What are the advantages of hybridoma cells?

A
  • The specificity of the antibody (single epitope) and the ability to produce large quantities of a single antibody (important for commercialization).
73
Q

What are monoclonal antibodies used in?

A

Diagnostic kits and as therapeutic agents.

74
Q

How are mouse monoclonal antibodies used clinically?

A

They are often “humanized” by exchanging the mouse constant domain with a human constant domain using molecular cloning techniques.

75
Q

What are the ways in which cDNA can be expressed?

A

For expression in E. coli, the cDNA is cloned behind a bacterial promoter.
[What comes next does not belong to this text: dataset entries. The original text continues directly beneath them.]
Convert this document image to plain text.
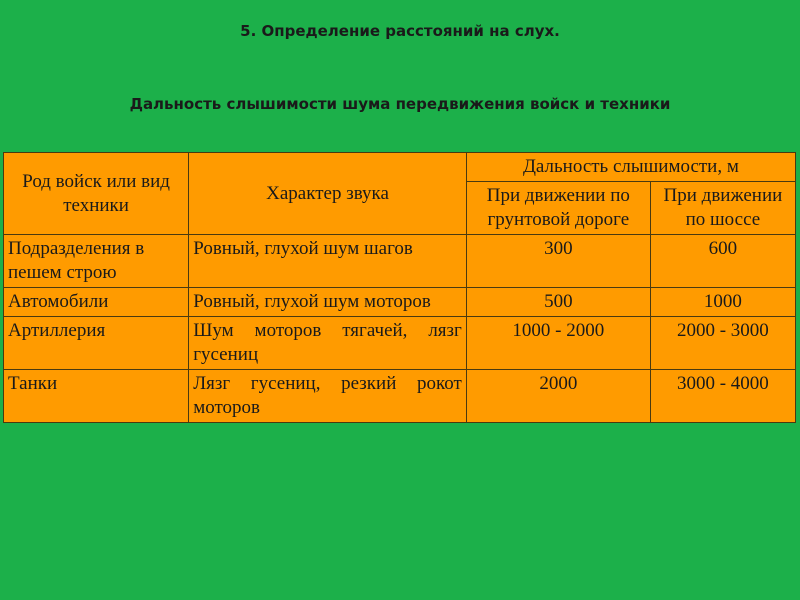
5. Определение расстояний на слух.
Дальность слышимости шума передвижения войск и техники
Род войск или вид техники	Характер звука	Дальность слышимости, м	
		При движении по грунтовой дороге	При движении по шоссе
Подразделения в пешем строю	Ровный, глухой шум шагов	300	600
Автомобили	Ровный, глухой шум моторов	500	1000
Артиллерия	Шум моторов тягачей, лязг гусениц	1000 - 2000	2000 - 3000
Танки	Лязг гусениц, резкий рокот моторов	2000	3000 - 4000
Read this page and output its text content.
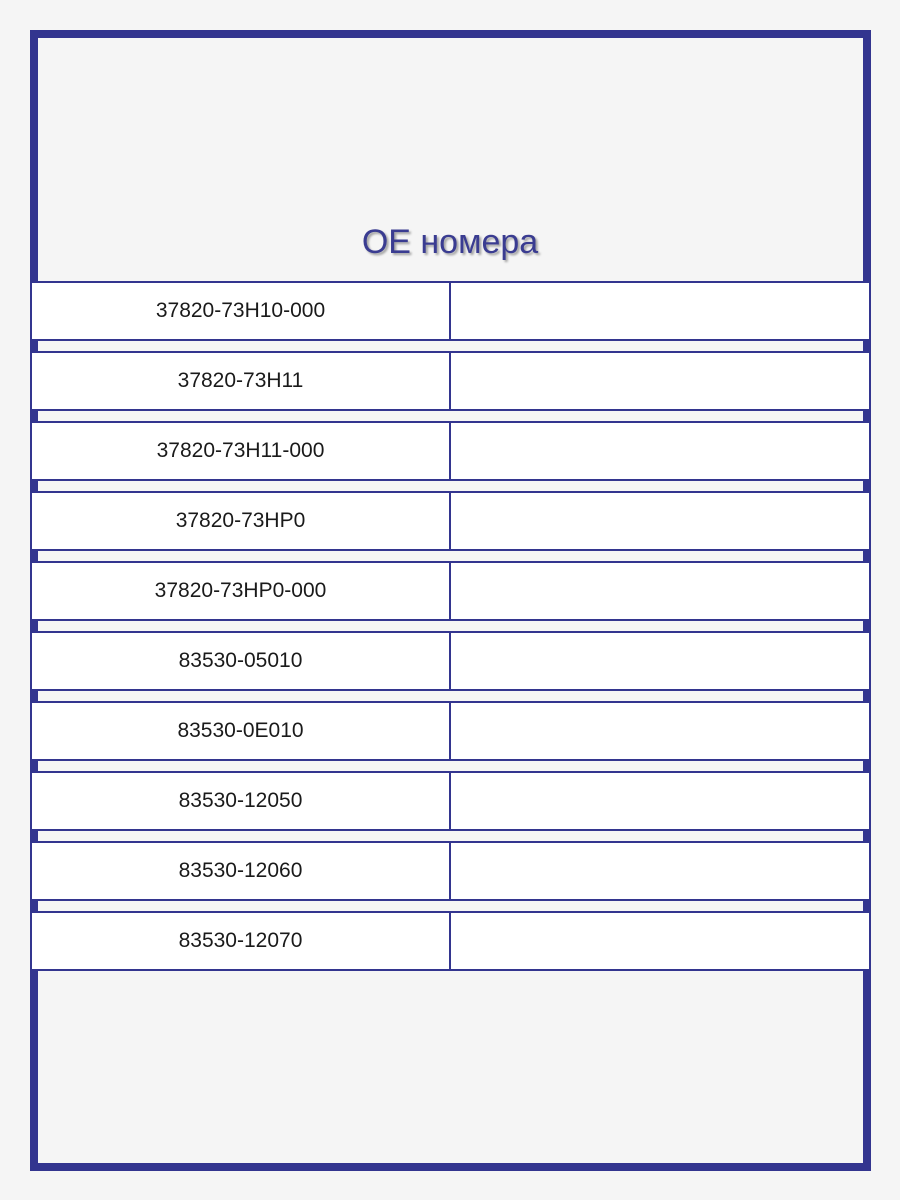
OE номера
37820-73H10-000
37820-73H11
37820-73H11-000
37820-73HP0
37820-73HP0-000
83530-05010
83530-0E010
83530-12050
83530-12060
83530-12070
The same cDNA could be expressed in a mammalian tissue culture cell line by cloning it behind a mammalian promoter.

76
Q

What are GST-fusion proteins used for?

A

Protein-protein interaction studies.

77
Q

Glutathione

A

A small peptide containing cysteine

78
Q

GST

A

A protein that binds glutathione with high affinity

79
Q

Where are GST fusion proteins typically expressed?

A

In bacteria and purified on glutathione beads.

80
Q

After expression, how are GST-fusion proteins used?

A

After expression, the GST-fusion protein can then be used as an affinity matrix to purify interacting proteins.

81
Q

After GST-fusion proteins are incubated with a cell lysate (for example, from a HeLa cell) to allow any interacting proteins to bind, what happens?

A

The sample is then subjected to SDS-PAGE and/or mass spectrometry to identify the proteins that bound to protein X.

82
Q

How do transcription factors work?

A

Transcription factors that regulate gene expression bind specific DNA sequences and RNA polymerase to stimulate transcription from a specific promoter.

83
Q

Commonly used epitopes for tagging of a protein

A

HA and myc epitopes

84
Q

HA

A

Hemaglutinin (an influenza viral protein)

85
Q

myc

A

An oncogene

86
Q

How does epitope tagging of a protein work?

A

Many years ago, very good monoclonal antibodies were produced that recognize HA and myc.
Using molecular biology approaches, the epitopes within each protein were mapped to a short sequence of amino acids (9 - 13 amino acids long).
The segment of DNA coding for these sequences can be cloned into a gene such that the reading frame is maintained.
In the example shown, the epitope sequences would be inserted just before the stop codon of the cDNA.
Upon expression in a cell, the epitope is produced at the C-terminus of the protein.
Now you can purchase the monoclonal antibody to HA or myc (whichever epitope you used) and have a monoclonal antibody that recognizes your protein of interest.